Promising a steady transition through the new era of tighter defense budgets, Martin Marietta President Norman R. Augustine took the helm yesterday as chief executive of the Bethesda-based aerospace giant.

In a move that has been expected for more than a year, Martin Marietta's board elected Augustine, 52, a former undersecretary of the Army, to succeed Thomas G. Pownall as CEO. Pownall, 65, will remain as chairman indefinitely.

At the same time, the board named executive vice president Caleb B. Hurtt, 56, as the company's new president and chief operating officer.

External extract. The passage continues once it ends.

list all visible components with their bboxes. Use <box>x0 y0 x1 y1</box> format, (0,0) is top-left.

The changes place Augustine at the helm of one of the country's largest defense firms at a time when military budgets are being squeezed and many industry analysts are predicting leaner times for major contractors. They also come just two days after Martin Marietta suffered one of the most serious blows to its prestige in years, losing out to rival Boeing Aerospace in the competition to build the living quarters and laboratory for NASA's space station.

The loss of that contract will leave Martin Marietta, which has long prided itself on being a key player in the nation's manned space program, without any major role in the space station project.

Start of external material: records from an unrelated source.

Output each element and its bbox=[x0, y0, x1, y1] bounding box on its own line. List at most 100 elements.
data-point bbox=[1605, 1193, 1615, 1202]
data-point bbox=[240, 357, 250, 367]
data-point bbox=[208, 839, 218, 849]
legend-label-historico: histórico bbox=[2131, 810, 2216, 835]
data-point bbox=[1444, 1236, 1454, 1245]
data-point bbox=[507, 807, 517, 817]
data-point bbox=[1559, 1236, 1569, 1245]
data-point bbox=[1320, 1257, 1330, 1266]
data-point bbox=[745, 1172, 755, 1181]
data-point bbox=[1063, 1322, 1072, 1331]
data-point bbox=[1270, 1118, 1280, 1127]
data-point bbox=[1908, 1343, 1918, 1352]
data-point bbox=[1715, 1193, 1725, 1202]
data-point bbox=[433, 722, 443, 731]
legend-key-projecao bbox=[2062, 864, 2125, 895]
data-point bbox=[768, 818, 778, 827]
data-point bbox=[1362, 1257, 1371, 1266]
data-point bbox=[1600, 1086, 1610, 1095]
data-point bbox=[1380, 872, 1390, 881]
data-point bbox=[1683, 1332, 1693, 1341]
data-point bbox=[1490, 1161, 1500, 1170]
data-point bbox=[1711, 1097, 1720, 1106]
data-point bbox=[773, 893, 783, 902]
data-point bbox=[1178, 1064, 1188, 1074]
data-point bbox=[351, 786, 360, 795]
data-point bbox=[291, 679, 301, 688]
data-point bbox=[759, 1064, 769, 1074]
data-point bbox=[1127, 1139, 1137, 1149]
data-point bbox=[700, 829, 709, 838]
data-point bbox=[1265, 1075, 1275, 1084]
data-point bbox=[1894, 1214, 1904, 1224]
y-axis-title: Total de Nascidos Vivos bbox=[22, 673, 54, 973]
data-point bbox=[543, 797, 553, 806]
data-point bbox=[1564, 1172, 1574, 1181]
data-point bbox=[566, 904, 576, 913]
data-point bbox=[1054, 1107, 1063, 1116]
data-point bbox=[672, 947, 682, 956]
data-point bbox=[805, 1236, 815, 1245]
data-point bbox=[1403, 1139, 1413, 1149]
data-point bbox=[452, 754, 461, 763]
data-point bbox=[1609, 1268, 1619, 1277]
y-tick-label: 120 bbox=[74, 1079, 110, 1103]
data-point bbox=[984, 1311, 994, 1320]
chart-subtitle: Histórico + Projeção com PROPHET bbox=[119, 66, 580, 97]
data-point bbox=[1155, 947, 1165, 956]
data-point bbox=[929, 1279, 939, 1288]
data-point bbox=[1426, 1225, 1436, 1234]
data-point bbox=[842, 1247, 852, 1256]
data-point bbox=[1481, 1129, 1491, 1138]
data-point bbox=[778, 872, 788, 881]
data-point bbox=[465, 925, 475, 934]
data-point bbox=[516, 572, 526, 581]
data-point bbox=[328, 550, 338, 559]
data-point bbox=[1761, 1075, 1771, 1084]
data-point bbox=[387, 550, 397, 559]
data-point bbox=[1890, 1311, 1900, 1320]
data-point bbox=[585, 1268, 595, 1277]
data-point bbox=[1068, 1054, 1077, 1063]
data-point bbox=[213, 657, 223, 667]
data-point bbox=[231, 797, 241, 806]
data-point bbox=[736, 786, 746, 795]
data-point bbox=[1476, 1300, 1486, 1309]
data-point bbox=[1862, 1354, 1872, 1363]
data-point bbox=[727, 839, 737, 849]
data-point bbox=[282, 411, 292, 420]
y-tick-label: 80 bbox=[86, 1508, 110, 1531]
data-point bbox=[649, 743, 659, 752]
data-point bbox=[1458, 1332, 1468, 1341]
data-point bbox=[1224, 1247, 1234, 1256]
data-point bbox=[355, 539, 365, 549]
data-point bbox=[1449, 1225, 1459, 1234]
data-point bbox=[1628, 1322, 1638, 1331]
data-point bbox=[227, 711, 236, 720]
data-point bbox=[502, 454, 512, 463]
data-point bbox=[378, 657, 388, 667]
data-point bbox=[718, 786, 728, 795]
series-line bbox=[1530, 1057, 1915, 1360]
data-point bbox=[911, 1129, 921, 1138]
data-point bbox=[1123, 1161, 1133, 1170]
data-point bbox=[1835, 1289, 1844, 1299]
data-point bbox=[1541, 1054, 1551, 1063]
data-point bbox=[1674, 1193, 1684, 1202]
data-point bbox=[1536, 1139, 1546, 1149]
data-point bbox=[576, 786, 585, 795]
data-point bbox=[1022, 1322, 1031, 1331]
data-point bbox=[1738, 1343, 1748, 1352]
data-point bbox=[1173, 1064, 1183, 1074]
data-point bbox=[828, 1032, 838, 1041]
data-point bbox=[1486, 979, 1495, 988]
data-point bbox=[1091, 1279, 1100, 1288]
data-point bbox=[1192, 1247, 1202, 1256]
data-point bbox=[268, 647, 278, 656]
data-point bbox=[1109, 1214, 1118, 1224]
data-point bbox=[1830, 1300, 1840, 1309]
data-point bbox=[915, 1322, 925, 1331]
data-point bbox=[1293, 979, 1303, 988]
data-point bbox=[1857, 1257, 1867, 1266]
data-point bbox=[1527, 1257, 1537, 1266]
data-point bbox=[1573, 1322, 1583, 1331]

In a brief interview yesterday, Augustine acknowledged that the space station loss was "certainly ... a major disappointment," adding that "in terms of manned space, inevitably, we'll be doing less than we would have."

But he emphasized that Martin Marietta's space operations still have work -- the production of Titan missiles for the Air Force and the external fuel tanks for NASA's shuttle, for example. It will also continue to bid on important new space contracts, he added.

Augustine said he believes the firm is particularly well situated to cope with tighter Pentagon budgets because its programs are well diversified, particularly in the conventional warfare area. He cited, for example, the Army's selection of Martin Marietta to build its ADATS air missile defense system, in conjunction with a Swiss firm, to replace the canceled Sgt. York gun.

"Clearly, I'm taking over a time when the industry is entering a challenging period," said Augustine. But he added, "We believe all the key programs we're involved in are ones that are fairly critical to the defense of the country. There are none that are in grave jeopardy."